Library proposal solid despite WLUSU misstep
At the end of last week the Wilfrid Laurier Students’ Union posted a release on their website indicating that the university has rejected a joint proposal from WLUSU and the Graduate Students’ Association for money from the Strategic Investment Fund (SIF) to keep the library open 24-hours, seven days a week.
First off, there is no doubt that opening the library 24-hours a day is a great idea to help ease the growing shortage of study space on campus, far more than adding one hundred seats to the Terrace ever could. Our university is growing in size at an exorbitant rate and the shortage of study space will only get worse. Students struggle to find a space to sit in the Concourse during normal hours and the library itself is increasingly jammed, especially on the floors with functioning wireless access. Extending library hours is a step in the right direction.

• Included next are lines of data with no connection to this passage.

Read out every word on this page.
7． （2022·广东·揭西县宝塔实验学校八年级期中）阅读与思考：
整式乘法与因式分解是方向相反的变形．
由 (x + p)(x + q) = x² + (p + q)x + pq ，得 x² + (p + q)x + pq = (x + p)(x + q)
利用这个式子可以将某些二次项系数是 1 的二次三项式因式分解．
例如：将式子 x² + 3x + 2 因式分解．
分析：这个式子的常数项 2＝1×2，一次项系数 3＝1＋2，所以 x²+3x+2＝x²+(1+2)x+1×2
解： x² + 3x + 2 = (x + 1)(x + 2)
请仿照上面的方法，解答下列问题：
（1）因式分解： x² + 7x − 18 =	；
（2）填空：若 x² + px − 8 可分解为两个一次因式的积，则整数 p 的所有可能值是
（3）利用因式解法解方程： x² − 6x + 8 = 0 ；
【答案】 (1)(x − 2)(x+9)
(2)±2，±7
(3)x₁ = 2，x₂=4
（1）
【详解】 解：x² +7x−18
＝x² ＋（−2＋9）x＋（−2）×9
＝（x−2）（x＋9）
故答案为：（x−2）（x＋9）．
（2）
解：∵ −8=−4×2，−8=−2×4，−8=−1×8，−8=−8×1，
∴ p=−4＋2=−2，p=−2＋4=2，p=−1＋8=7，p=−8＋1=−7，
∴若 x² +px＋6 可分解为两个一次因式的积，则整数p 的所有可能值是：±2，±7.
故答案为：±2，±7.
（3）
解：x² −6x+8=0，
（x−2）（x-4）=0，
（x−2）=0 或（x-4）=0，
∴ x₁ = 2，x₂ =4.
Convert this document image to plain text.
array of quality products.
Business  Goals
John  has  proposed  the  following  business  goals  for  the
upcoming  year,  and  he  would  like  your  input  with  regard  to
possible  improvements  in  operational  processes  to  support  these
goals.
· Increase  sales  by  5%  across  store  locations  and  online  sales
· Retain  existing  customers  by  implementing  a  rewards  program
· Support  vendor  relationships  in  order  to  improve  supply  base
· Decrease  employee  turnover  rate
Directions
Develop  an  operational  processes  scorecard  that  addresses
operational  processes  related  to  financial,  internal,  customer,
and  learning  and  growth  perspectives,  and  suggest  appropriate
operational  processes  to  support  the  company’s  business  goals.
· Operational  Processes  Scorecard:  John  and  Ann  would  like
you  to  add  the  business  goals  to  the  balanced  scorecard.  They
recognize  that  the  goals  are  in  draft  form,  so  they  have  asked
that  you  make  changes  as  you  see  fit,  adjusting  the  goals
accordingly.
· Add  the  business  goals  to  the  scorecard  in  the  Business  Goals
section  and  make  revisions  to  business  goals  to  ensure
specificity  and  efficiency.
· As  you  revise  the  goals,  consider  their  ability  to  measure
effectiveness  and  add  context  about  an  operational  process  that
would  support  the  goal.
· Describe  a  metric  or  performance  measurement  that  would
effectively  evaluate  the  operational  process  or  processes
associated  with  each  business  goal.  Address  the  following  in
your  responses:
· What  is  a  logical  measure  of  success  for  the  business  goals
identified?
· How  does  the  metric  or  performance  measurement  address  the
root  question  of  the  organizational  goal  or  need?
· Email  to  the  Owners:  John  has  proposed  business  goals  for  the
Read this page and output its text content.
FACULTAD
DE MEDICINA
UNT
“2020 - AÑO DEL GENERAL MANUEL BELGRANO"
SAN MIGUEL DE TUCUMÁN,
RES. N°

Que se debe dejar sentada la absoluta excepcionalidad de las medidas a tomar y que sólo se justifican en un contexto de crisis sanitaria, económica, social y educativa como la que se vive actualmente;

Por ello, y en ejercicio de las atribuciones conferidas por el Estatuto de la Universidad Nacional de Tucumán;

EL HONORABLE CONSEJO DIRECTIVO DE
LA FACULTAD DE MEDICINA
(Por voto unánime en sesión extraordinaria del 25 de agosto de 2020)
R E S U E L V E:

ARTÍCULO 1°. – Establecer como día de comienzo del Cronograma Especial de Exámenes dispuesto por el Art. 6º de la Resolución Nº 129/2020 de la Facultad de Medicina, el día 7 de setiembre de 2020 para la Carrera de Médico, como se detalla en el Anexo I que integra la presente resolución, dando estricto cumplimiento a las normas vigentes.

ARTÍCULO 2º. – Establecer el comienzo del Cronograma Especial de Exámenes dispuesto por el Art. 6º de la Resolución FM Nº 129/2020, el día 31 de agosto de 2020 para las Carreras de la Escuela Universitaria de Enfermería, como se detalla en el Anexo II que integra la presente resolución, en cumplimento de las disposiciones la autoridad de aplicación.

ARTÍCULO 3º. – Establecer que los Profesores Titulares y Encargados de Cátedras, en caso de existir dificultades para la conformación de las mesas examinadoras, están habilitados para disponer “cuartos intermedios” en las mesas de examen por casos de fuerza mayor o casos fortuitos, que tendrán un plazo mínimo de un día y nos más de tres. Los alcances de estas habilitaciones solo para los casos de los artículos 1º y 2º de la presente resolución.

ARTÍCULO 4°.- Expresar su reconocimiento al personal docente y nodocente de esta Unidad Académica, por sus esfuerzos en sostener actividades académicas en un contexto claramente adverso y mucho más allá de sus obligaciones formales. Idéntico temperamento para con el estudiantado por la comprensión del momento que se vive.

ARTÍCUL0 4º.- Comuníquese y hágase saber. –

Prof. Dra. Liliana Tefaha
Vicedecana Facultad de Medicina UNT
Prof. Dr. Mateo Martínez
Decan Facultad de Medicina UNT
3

However, it has become clear that WLUSU was told in confidence by the university about the result of the proposal and was not supposed to go public until those with successful initiatives were informed. Furthermore, it was expressed to WLUSU that other funding options were available for the increased library access. This was not expressed in their website post, though they admitted it after the fact to The Cord. While it is unfortunate that the SIF proposal was denied, WLUSU posting the fact on their website under the pretext of letting students know comes across as pouting and an unnecessary jab at the university when in fact other options exist for the initiative to go ahead.
Along with every other group and individual that put forward ideas for the SIF, WLUSU needed to go about an application process and abide by criteria to be considered for funding. Ignoring due process and publicly announcing their unsuccessful bid when information about their application was revealed in confidence is conduct unbefitting of student body representatives.
Let’s just hope the WLUSU’s bridge-burning antics don’t interfere with moving forward a good idea that stands to benefit students who want to study past midnight.